Starting in January 2007, Gen. Petraeus and Lt. Gen. Ordierno could do it their own way: First, they'd ring Baghdad with troops, so munitions couldn't reach insurgents in the city; second, once troops went into a community, keep them there so the insurgents couldn't return; third, target Shiite militias as well as Sunni insurgents; and fourth and most important, work with the tribal chiefs, who were getting sick of al Qaeda's brutal presence. It was these tactical changes, more than the added manpower, that made the new strategy work. (Gen. Petraeus has since been appointed to Central Command, while Ordierno-now a four-star general in his own right-holds the top job in Iraq.)

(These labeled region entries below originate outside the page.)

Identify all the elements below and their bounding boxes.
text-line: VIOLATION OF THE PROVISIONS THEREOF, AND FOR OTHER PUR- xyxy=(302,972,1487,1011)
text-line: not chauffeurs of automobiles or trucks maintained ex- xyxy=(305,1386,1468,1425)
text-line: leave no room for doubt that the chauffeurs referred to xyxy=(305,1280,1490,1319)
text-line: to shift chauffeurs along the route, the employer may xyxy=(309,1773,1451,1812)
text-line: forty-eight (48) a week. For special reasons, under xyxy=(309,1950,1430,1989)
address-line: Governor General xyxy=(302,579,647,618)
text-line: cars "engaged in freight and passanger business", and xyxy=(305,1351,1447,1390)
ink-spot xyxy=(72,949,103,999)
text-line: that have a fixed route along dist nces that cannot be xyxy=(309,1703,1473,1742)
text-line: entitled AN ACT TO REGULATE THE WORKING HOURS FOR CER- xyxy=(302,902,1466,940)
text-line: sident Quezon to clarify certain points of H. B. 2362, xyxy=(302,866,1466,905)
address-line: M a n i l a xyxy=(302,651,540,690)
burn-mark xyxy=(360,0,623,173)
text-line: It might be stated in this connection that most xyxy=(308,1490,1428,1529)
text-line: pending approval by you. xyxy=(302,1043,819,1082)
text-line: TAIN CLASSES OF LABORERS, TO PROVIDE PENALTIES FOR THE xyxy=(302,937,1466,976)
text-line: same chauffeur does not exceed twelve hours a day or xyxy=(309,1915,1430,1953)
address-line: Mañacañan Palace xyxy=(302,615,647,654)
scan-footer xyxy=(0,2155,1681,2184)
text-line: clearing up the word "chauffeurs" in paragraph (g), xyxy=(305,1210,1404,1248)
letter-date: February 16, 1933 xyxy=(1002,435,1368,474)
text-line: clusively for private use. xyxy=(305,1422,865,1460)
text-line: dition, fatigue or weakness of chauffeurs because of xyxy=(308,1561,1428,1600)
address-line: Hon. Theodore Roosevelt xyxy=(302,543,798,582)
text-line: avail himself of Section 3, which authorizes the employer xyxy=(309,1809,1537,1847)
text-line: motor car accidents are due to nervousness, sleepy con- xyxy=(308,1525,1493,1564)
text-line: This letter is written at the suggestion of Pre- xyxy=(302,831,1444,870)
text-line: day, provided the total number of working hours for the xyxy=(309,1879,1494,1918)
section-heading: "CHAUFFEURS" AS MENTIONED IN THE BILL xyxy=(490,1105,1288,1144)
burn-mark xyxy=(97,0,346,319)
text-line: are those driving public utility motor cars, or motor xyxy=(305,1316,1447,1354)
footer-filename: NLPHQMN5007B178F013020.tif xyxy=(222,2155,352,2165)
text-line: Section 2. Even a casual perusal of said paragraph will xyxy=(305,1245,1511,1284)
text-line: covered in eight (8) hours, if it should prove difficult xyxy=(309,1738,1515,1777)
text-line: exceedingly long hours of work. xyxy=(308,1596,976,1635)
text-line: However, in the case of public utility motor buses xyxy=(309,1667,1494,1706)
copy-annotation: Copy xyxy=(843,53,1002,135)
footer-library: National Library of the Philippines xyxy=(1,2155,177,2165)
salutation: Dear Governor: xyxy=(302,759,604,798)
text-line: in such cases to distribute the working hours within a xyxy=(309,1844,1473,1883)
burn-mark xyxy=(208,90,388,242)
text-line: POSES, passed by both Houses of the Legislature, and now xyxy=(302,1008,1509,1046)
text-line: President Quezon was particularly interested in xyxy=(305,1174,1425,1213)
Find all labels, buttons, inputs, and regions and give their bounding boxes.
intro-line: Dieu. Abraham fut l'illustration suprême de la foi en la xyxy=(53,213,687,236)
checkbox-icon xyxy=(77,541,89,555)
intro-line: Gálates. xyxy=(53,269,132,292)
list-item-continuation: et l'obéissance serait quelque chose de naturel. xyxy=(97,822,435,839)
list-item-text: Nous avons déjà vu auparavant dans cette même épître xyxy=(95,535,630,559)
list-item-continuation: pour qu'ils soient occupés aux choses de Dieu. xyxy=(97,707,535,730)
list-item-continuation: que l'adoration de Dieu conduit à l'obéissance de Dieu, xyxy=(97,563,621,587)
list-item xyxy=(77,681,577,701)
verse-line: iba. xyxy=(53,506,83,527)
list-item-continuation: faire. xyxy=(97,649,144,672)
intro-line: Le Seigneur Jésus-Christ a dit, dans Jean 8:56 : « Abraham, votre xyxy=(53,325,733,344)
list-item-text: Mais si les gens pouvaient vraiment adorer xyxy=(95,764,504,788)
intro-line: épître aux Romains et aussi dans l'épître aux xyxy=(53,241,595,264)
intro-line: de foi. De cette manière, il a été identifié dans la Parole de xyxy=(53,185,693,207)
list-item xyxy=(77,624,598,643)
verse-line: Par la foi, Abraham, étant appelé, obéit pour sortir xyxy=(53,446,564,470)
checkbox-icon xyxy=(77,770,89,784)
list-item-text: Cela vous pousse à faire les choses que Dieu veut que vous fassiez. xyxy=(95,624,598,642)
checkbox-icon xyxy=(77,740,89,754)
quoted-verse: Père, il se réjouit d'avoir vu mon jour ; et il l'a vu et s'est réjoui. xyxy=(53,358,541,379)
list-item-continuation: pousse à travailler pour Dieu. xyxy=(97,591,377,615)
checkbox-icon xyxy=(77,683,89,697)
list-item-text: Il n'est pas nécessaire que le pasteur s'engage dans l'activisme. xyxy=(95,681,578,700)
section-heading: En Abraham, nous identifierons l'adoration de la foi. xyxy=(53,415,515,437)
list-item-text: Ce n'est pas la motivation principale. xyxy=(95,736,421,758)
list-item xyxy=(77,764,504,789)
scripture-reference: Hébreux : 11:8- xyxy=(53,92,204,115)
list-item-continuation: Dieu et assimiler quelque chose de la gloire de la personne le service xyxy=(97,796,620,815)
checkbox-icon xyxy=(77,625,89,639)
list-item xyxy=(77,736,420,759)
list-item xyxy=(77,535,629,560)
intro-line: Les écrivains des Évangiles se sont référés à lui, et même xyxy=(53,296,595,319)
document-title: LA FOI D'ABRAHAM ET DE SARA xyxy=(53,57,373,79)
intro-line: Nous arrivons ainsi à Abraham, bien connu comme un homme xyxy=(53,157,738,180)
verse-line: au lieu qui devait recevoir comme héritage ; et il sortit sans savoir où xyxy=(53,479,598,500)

"The Gamble" has excellent maps and illustrations, though tellingly the sole photo of Mr. Bush is out of focus, drawing the eye to Gen. Petraeus. Of great value to students of the Iraq war, Mr. Ricks includes 41 pages of documents, including extended examples of that uniquely U.S. military instructional tool, the briefing slide.

In the short run-if that term can fairly be applied to a military operation that has lasted almost six years-the Iraq war has been won, a fact that's hard for its critics to bear. Mr. Ricks seems to be betting that we can still snatch defeat from the jaws of victory, and toward that end he finishes his narrative with the downbeat observation that "today we may be only halfway through it.... In other words, the events for which the Iraq war will be remembered probably have not yet happened." I look forward to what he no doubt expects will be the third volume of a trilogy, perhaps to be called "Calamity."

Some quibbles ...

Tom Ricks is smarter than most authors, who when faced with criticism respond by questioning the reviewer's parentage. I got a gracious email from him in which he wrote:

'First, thanks for reading it and reviewing it. I am glad you picked up on the Tarmiyah section, which is one of my favorite parts of the book....

'I do have two quibbles:

'--I thought I gave President Bush pretty good credit, especially in the section titled "Bush Rises to the Occasion" (starting p. 122), where I likened his surge speech to one of FDR's fireside chats. This is when Bush became commander-in-chief, instead of cheerleader-in-chief.

'--The notion that the Iraq war is hardly over doesn't come from me, but from Ambassador Crocker, who gets the last quotation in the book.

'But those are quibbles. Again, thanks for reading and reviewing it.